Üstad Hazretleri bu gerçeklerin hepsini bilerek bu millete “Bahtiyar Alman Milleti” demiş ve ahirzaman alameti olan Hz. İsa’nın (as) iki minare boyundaki Deccalın öldürülmesini de, yine sahih hadise dayanarak, Almanlar üzerinden Kastamonu Lâhikası’nda şöyle haber vermiştir:
Hz. İsa (as) Deccal ile mücadelesi zamanında “Hz. İsa (as) onu öldüreceği vakitte, on arşın yukarıya atlayıp sonra kılıncı onun dizine yetiştirebilir” derecesinde “vücutça o derece Deccalın heykeli Hz. İsa’dan büyüktür” mealinde rivayet var. Demek Deccal Hz. İsa’dan (as) on, belki yirmi misli yüksek kametli olmak lazım gelir. Bu rivayetin zahirî ifadesi sırrı teklife ve sırrı imtihana münafî olduğu gibi nev-i beşerde carî olan âdetullaha muvafık düşmüyor.

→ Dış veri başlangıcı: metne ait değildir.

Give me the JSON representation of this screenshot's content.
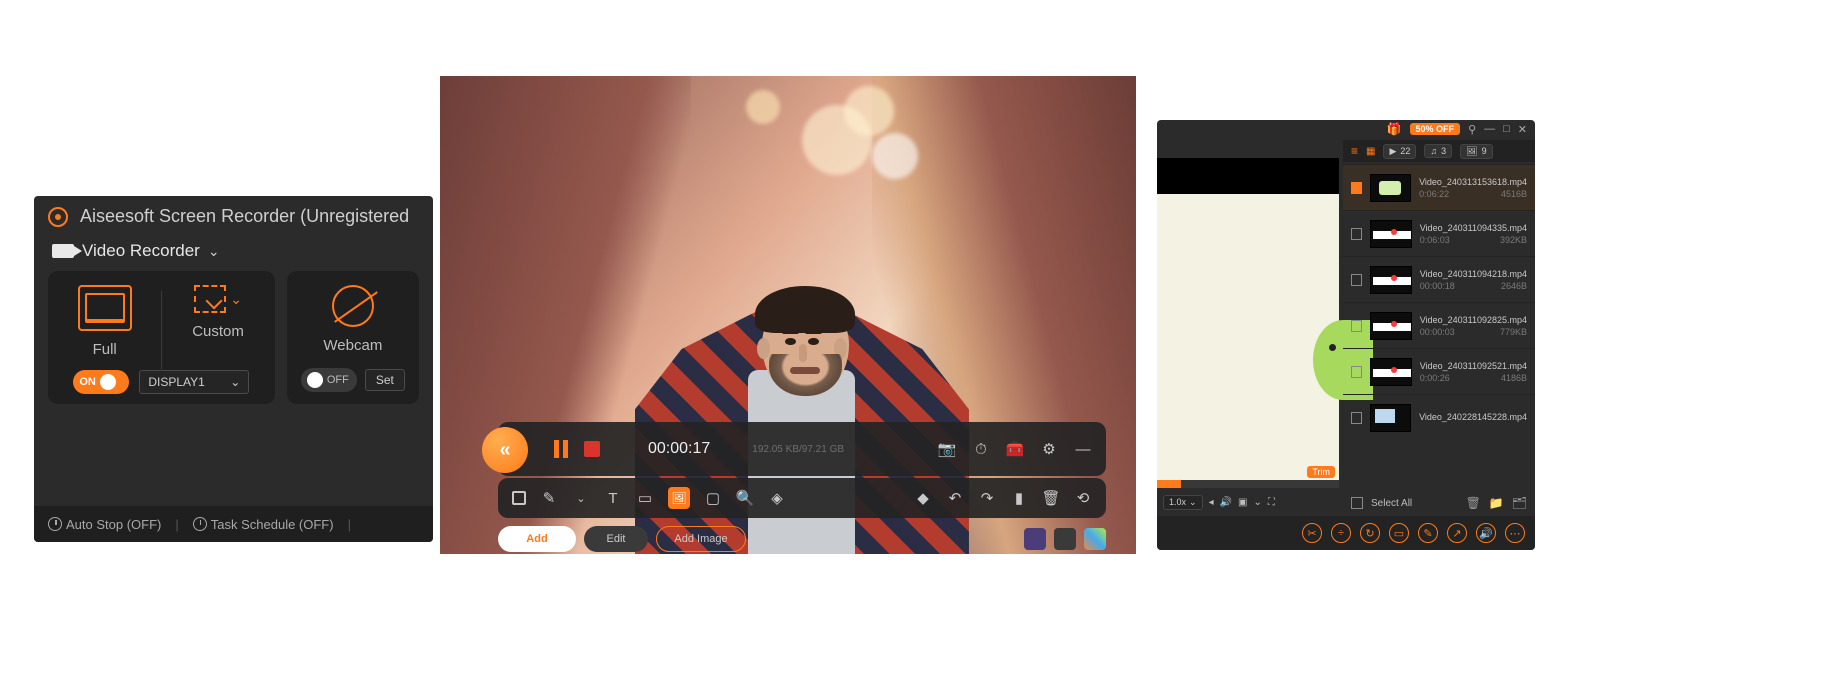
{
  "left": {
    "title": "Aiseesoft Screen Recorder (Unregistered",
    "mode": "Video Recorder",
    "full_label": "Full",
    "custom_label": "Custom",
    "webcam_label": "Webcam",
    "display_toggle_label": "ON",
    "display_dropdown": "DISPLAY1",
    "webcam_toggle_label": "OFF",
    "settings_btn": "Set",
    "auto_stop": "Auto Stop (OFF)",
    "task_schedule": "Task Schedule (OFF)"
  },
  "center": {
    "orb_glyph": "«",
    "timer": "00:00:17",
    "disk_info": "192.05 KB/97.21 GB",
    "btn_add": "Add",
    "btn_edit": "Edit",
    "btn_add_image": "Add Image"
  },
  "right": {
    "promo": "50% OFF",
    "tab_video_count": "22",
    "tab_audio_count": "3",
    "tab_image_count": "9",
    "speed": "1.0x",
    "trim_label": "Trim",
    "select_all": "Select All",
    "items": [
      {
        "name": "Video_240313153618.mp4",
        "dur": "0:06:22",
        "size": "4516B"
      },
      {
        "name": "Video_240311094335.mp4",
        "dur": "0:06:03",
        "size": "392KB"
      },
      {
        "name": "Video_240311094218.mp4",
        "dur": "00:00:18",
        "size": "2646B"
      },
      {
        "name": "Video_240311092825.mp4",
        "dur": "00:00:03",
        "size": "779KB"
      },
      {
        "name": "Video_240311092521.mp4",
        "dur": "0:00:26",
        "size": "4186B"
      },
      {
        "name": "Video_240228145228.mp4",
        "dur": "",
        "size": ""
      }
    ]
  }
}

Hâlbuki, bu rivayeti, bu hadisi, haşa, muhal ve hurafe zanneden zındıkları iskat ve zahiri aynı hakikat itikat eden ve o hadisin bir kısım hakikatlerini gözleriyle gördükleri hâlde daha intizar eden zahirî hocaları dahi ikaz etmek için, o hadisin bu zamanda da, aynı hakikat ve tam muvafık ve mahz-ı hak müteaddit manalarından bir manası çıkmıştır. Şöyle ki:
İsevîlik dini ve o dinden gelen âdatı müstemirresini muhafaza hesabına çalışan bir hükümet (Alman) ile, zulmetli pis menfaati için dinsizliğe ve bolşevizme yardım edip tervic eden diğer hükümetlerin (İngiliz, Rus, Çin Amerika vs.) şahs-ı manevîleri tecessüm edip bir insan suretine girseler üç cihette bu müteaddit manaları olan hadisin bu zamanda aynen bir manasını gösteriyor. Eğer o galip hükümet netice-i harbi kazansa bu işarî mana dahi mana-i sarih derecesine çıkar. Eğer kazanmasa da yine bir muvafık mana-i işarîdir.

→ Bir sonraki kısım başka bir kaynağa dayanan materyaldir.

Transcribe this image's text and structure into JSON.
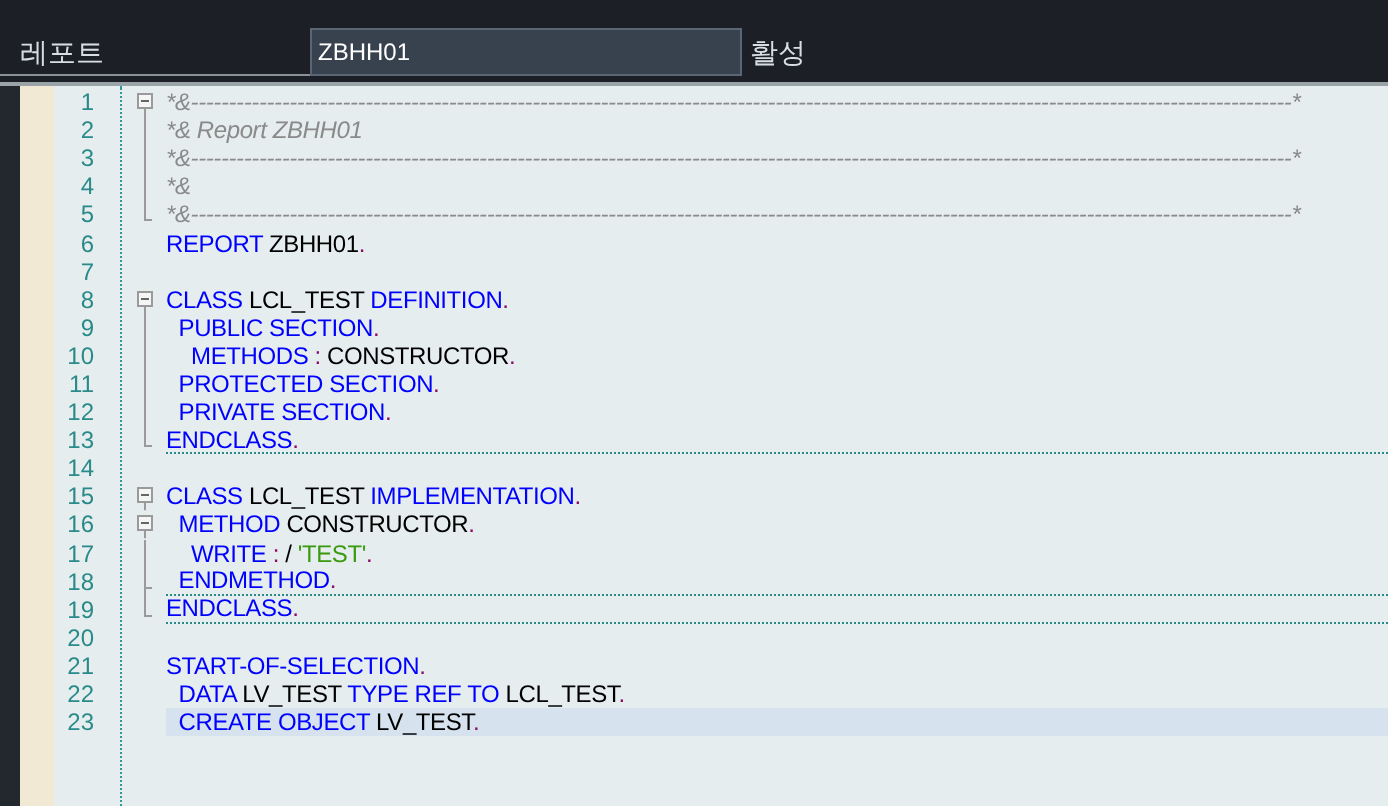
{
  "header": {
    "label": "레포트",
    "program_name": "ZBHH01",
    "status": "활성"
  },
  "lines": [
    {
      "number": "1",
      "kind": "fold-start",
      "tokens": [
        {
          "kind": "comment",
          "text": "*&-------------------------------------------------------------------------------------------------------------------------------------------------*"
        }
      ]
    },
    {
      "number": "2",
      "kind": "fold-line",
      "tokens": [
        {
          "kind": "comment",
          "text": "*& Report ZBHH01"
        }
      ]
    },
    {
      "number": "3",
      "kind": "fold-line",
      "tokens": [
        {
          "kind": "comment",
          "text": "*&-------------------------------------------------------------------------------------------------------------------------------------------------*"
        }
      ]
    },
    {
      "number": "4",
      "kind": "fold-line",
      "tokens": [
        {
          "kind": "comment",
          "text": "*&"
        }
      ]
    },
    {
      "number": "5",
      "kind": "fold-end",
      "tokens": [
        {
          "kind": "comment",
          "text": "*&-------------------------------------------------------------------------------------------------------------------------------------------------*"
        }
      ]
    },
    {
      "number": "6",
      "kind": "plain",
      "tokens": [
        {
          "kind": "keyword",
          "text": "REPORT"
        },
        {
          "kind": "ident",
          "text": " ZBHH01"
        },
        {
          "kind": "punct",
          "text": "."
        }
      ]
    },
    {
      "number": "7",
      "kind": "plain"
    },
    {
      "number": "8",
      "kind": "fold-start",
      "tokens": [
        {
          "kind": "keyword",
          "text": "CLASS"
        },
        {
          "kind": "ident",
          "text": " LCL_TEST "
        },
        {
          "kind": "keyword",
          "text": "DEFINITION"
        },
        {
          "kind": "punct",
          "text": "."
        }
      ]
    },
    {
      "number": "9",
      "kind": "fold-line",
      "tokens": [
        {
          "kind": "keyword",
          "text": "  PUBLIC SECTION"
        },
        {
          "kind": "punct",
          "text": "."
        }
      ]
    },
    {
      "number": "10",
      "kind": "fold-line",
      "tokens": [
        {
          "kind": "keyword",
          "text": "    METHODS "
        },
        {
          "kind": "punct",
          "text": ":"
        },
        {
          "kind": "ident",
          "text": " CONSTRUCTOR"
        },
        {
          "kind": "punct",
          "text": "."
        }
      ]
    },
    {
      "number": "11",
      "kind": "fold-line",
      "tokens": [
        {
          "kind": "keyword",
          "text": "  PROTECTED SECTION"
        },
        {
          "kind": "punct",
          "text": "."
        }
      ]
    },
    {
      "number": "12",
      "kind": "fold-line",
      "tokens": [
        {
          "kind": "keyword",
          "text": "  PRIVATE SECTION"
        },
        {
          "kind": "punct",
          "text": "."
        }
      ]
    },
    {
      "number": "13",
      "kind": "fold-end",
      "divider_below": true,
      "tokens": [
        {
          "kind": "keyword",
          "text": "ENDCLASS"
        },
        {
          "kind": "punct",
          "text": "."
        }
      ]
    },
    {
      "number": "14",
      "kind": "plain"
    },
    {
      "number": "15",
      "kind": "fold-start",
      "tokens": [
        {
          "kind": "keyword",
          "text": "CLASS"
        },
        {
          "kind": "ident",
          "text": " LCL_TEST "
        },
        {
          "kind": "keyword",
          "text": "IMPLEMENTATION"
        },
        {
          "kind": "punct",
          "text": "."
        }
      ]
    },
    {
      "number": "16",
      "kind": "fold-start",
      "tokens": [
        {
          "kind": "keyword",
          "text": "  METHOD"
        },
        {
          "kind": "ident",
          "text": " CONSTRUCTOR"
        },
        {
          "kind": "punct",
          "text": "."
        }
      ]
    },
    {
      "number": "17",
      "kind": "fold-line",
      "tokens": [
        {
          "kind": "keyword",
          "text": "    WRITE "
        },
        {
          "kind": "punct",
          "text": ":"
        },
        {
          "kind": "ident",
          "text": " / "
        },
        {
          "kind": "string",
          "text": "'TEST'"
        },
        {
          "kind": "punct",
          "text": "."
        }
      ]
    },
    {
      "number": "18",
      "kind": "fold-tee",
      "divider_below": true,
      "tokens": [
        {
          "kind": "keyword",
          "text": "  ENDMETHOD"
        },
        {
          "kind": "punct",
          "text": "."
        }
      ]
    },
    {
      "number": "19",
      "kind": "fold-end",
      "divider_below": true,
      "tokens": [
        {
          "kind": "keyword",
          "text": "ENDCLASS"
        },
        {
          "kind": "punct",
          "text": "."
        }
      ]
    },
    {
      "number": "20",
      "kind": "plain"
    },
    {
      "number": "21",
      "kind": "plain",
      "tokens": [
        {
          "kind": "keyword",
          "text": "START-OF-SELECTION"
        },
        {
          "kind": "punct",
          "text": "."
        }
      ]
    },
    {
      "number": "22",
      "kind": "plain",
      "tokens": [
        {
          "kind": "keyword",
          "text": "  DATA"
        },
        {
          "kind": "ident",
          "text": " LV_TEST "
        },
        {
          "kind": "keyword",
          "text": "TYPE REF TO"
        },
        {
          "kind": "ident",
          "text": " LCL_TEST"
        },
        {
          "kind": "punct",
          "text": "."
        }
      ]
    },
    {
      "number": "23",
      "kind": "plain",
      "current": true,
      "tokens": [
        {
          "kind": "keyword",
          "text": "  CREATE OBJECT"
        },
        {
          "kind": "ident",
          "text": " LV_TEST"
        },
        {
          "kind": "punct",
          "text": "."
        }
      ]
    }
  ]
}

1. Cihet; din-i İsevî’nin hakikîsini esas tutan İsevî ruhanîlerin cemiyeti ve onlara karşı dinsizliği terviçe başlayan devletler tecessüm etseler, bir minare yüksekliğinde bir insanın yanında bir çocuk kadar da olamaz.
2. Cihet; resmî ilanıyla “Allah’a istinat edip, dinsizliği kaldıracağım, İslâmiyeti ve İslâmları himaye edeceğim” diyen bir hükümet (Almanya) yüz milyon küsür iken, dörtyüz milyona yakın nüfusa hükmeden diğer bir devlet ve dörtyüz milyon nüfusa yakın ve onun müttefiki olan Çin’e ve Amerika’ya ve onlar ise zahir ve müttefik oldukları olan Bolşeviklere (Rusya’ya) galibâne, öldürücü darbe vuran o hükümetteki muharip cemaatin şahs-ı manevîsi yine minare boyunda bir insana nispeten küçük bir insanın nisbeti gibi olur.
3. Ekser Asya, Afrika, Amerika ve Avusturalya’ya karşı galibâne harp eden, Hz. İsa’nın vekâletini dava eden ve Hz. İsa’nın inişinin tezahürü olan paraşütlerle düşmanların tepesine inen 2. Dünya Savaşı ile Almanya olabilir. Hatta bunun en bariz şekli ve sonucu da, 1990’larda yirmi beş yaşlarında bir Alman gencinin bir pır pır uçakla kızıl meydana inip, büyük deccal olan kominizmin beyninin dağılması ve böylece insanlığı o beladan da, yine bahtiyar Alman milleti kurtarmış olmasıdır. Artık insanlığın bu meseleye kafa yorması bu hadis-i şerifin tezahürlerini anlaması şarttır. O uçağın inişi dahi Hz. İsa’nın nüzulünün maddeten bir numunesini gösteriyor. Yani mana-i işarîsiyle başka hakikatleri de, ifade ettiği gibi, bu hakikate de, mucizene işaret ediyor.
Böylece insanlığın İslâmla kurtulmasına da, Almanların vesile olacağına dair işaret ve beşaretler vardır. Vesselam.